I received a competitive quote from an electrician to upgrade my home's service. He wanted to know where the water and gas lines entered the house because he said they needed to be bonded to the GEC within 5' of the entrance to the house. This surprised me, because another electrician providing an estimate had said nothing about it.

I believe the electrician was combining two separate requirements in the NEC. 250.68(C)(1), which states the 5' maximum if the water main is used as the GEC, and 250.104(B), which requires the pipes be bonded to the GEC if there is a possibility they'd become energized.

I asked them and the response was that because the pipes were in contact with the earth for more than 10' they were inherently part of the GEC and had to be bonded to the rest of the GEC, within the 5'.
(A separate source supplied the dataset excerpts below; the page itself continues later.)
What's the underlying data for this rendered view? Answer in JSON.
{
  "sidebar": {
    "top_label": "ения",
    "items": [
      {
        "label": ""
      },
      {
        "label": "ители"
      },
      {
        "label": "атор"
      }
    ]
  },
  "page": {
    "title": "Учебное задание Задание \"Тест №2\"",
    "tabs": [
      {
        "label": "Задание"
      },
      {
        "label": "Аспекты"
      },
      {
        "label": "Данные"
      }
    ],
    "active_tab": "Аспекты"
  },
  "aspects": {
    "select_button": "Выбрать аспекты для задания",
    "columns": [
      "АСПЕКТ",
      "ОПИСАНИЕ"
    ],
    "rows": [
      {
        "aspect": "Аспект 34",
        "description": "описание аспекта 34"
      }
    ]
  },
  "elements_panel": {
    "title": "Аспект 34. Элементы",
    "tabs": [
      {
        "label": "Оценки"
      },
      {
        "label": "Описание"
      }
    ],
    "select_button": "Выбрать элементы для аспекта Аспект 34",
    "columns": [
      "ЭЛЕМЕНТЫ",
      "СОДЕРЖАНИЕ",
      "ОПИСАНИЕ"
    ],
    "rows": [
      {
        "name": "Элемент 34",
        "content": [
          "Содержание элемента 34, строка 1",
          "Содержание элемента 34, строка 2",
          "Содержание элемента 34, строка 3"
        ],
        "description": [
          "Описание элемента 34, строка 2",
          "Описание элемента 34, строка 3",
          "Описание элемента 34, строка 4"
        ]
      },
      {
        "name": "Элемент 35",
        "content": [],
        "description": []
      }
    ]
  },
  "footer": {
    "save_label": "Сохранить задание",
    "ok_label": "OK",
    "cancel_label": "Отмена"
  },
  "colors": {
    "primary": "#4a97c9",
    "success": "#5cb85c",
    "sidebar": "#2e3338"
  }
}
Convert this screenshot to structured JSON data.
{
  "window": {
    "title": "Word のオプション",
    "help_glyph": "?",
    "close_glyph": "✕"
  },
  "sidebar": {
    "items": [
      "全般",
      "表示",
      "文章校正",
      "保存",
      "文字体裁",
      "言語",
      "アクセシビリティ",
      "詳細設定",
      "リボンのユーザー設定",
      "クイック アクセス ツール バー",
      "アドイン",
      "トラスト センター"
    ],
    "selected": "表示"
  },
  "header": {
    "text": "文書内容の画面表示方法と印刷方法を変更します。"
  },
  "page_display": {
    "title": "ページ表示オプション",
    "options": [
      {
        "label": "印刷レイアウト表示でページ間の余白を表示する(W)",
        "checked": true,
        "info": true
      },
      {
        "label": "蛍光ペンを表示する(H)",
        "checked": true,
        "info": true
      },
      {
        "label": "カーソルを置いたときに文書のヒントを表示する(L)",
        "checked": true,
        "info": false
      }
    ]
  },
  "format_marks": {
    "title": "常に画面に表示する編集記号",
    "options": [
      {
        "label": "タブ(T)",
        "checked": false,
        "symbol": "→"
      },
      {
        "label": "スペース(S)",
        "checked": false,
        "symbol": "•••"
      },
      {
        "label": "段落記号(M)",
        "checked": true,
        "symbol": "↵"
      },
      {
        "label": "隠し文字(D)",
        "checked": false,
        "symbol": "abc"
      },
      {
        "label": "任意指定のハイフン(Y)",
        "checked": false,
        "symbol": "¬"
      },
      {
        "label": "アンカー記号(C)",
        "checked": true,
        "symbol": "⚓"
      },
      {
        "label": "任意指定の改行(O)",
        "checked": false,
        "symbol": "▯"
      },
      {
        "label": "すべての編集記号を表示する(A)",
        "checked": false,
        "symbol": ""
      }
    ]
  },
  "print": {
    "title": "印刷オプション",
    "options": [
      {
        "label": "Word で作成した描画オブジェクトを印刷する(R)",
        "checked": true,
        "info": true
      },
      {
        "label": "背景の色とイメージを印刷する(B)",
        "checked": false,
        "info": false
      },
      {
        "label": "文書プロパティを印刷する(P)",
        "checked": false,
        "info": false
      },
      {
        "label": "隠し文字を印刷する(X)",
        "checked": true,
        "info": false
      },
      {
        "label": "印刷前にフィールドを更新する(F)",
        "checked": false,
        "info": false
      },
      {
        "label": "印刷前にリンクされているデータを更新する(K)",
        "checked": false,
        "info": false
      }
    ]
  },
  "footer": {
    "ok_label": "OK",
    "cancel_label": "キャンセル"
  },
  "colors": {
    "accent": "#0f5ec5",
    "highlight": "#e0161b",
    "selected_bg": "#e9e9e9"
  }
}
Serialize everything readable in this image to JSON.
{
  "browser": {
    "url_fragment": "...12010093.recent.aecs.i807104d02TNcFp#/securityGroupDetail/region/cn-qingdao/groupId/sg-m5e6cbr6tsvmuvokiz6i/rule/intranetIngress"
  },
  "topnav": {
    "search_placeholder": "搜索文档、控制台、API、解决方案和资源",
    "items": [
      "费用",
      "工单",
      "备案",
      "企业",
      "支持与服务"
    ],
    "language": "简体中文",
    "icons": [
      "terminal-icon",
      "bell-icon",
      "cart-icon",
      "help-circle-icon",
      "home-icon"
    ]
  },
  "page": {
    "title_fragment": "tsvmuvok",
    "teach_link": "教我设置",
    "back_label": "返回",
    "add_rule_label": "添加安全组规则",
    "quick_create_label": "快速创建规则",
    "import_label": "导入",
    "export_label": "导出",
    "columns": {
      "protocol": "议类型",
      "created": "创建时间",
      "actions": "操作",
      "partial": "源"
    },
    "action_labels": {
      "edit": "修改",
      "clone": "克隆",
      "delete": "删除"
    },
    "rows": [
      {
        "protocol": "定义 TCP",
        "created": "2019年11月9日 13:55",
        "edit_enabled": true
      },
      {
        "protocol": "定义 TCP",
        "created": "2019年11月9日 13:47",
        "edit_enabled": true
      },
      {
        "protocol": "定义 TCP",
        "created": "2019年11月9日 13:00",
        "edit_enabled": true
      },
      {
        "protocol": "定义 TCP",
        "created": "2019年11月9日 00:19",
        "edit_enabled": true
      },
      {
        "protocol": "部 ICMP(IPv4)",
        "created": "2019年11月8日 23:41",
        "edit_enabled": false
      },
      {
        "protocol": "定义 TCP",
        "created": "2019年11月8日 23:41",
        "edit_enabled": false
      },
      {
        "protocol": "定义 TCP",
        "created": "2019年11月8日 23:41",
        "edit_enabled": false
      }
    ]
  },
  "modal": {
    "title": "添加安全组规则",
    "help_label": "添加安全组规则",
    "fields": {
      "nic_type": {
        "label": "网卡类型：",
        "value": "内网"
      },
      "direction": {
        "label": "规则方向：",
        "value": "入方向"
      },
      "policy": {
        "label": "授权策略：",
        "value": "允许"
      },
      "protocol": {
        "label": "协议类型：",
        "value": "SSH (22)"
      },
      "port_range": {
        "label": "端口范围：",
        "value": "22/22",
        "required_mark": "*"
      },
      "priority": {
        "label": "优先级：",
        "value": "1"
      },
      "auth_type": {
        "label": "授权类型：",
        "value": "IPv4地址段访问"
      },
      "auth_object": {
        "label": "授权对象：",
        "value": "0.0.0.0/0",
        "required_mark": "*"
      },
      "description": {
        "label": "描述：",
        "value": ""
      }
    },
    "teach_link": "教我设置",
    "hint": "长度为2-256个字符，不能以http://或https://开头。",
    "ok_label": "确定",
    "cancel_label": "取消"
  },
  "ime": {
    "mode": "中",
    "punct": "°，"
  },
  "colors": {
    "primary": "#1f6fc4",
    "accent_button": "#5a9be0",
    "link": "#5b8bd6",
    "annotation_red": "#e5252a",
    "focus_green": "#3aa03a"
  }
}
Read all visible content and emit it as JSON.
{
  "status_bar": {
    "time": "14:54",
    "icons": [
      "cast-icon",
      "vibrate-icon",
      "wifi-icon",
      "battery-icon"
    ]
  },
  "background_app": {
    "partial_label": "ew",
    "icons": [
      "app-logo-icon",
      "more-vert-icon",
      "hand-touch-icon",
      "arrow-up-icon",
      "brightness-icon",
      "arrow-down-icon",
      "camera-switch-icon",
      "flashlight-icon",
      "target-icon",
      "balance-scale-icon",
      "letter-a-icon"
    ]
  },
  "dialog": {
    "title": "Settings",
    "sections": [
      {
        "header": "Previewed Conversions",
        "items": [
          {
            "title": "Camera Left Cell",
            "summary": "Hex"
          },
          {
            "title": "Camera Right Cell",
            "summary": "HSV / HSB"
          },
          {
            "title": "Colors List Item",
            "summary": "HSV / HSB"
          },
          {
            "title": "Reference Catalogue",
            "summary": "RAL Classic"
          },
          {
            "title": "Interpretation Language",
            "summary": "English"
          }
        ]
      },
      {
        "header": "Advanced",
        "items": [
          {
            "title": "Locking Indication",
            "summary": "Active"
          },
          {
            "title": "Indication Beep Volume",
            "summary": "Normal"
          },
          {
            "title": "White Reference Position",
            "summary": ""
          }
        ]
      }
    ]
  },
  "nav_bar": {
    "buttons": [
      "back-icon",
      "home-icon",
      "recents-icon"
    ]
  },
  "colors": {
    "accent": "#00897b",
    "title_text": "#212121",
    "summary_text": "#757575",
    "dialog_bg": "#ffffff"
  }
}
Even if this were true, I would think the solution would be to simply isolate the pipes from the ground (by replacing a section by the entry with non-conductive pipe), instead of running bare copper all around the house to get to the pipe entry. Since I don't hear of this being done, I'm totally skeptical. Is the electrician correct?

  • I take it your water and gas mains are metal, as well as your indoor piping? Commented Jul 28, 2021 at 1:45

1 Answer 1


Yes the pipes do have to be bonded within 5’ of entry, so that electrician is knowledgeable of the code. This has been a standard since my apprenticeship in the 70’s.
Pipe in contact with earth for 10’ or more can be a grounding electrode but with all things new installation have to meet modern code. Old systems are grandfathered but changes must meet current code so the 5’ guy was correct and this has been code for 20+ years or more.

  • Can you point to the code?
    – Jonathan K
    Commented Jul 28, 2021 at 2:19
  • 1
    Looks like 250.50. Thanks for the answer.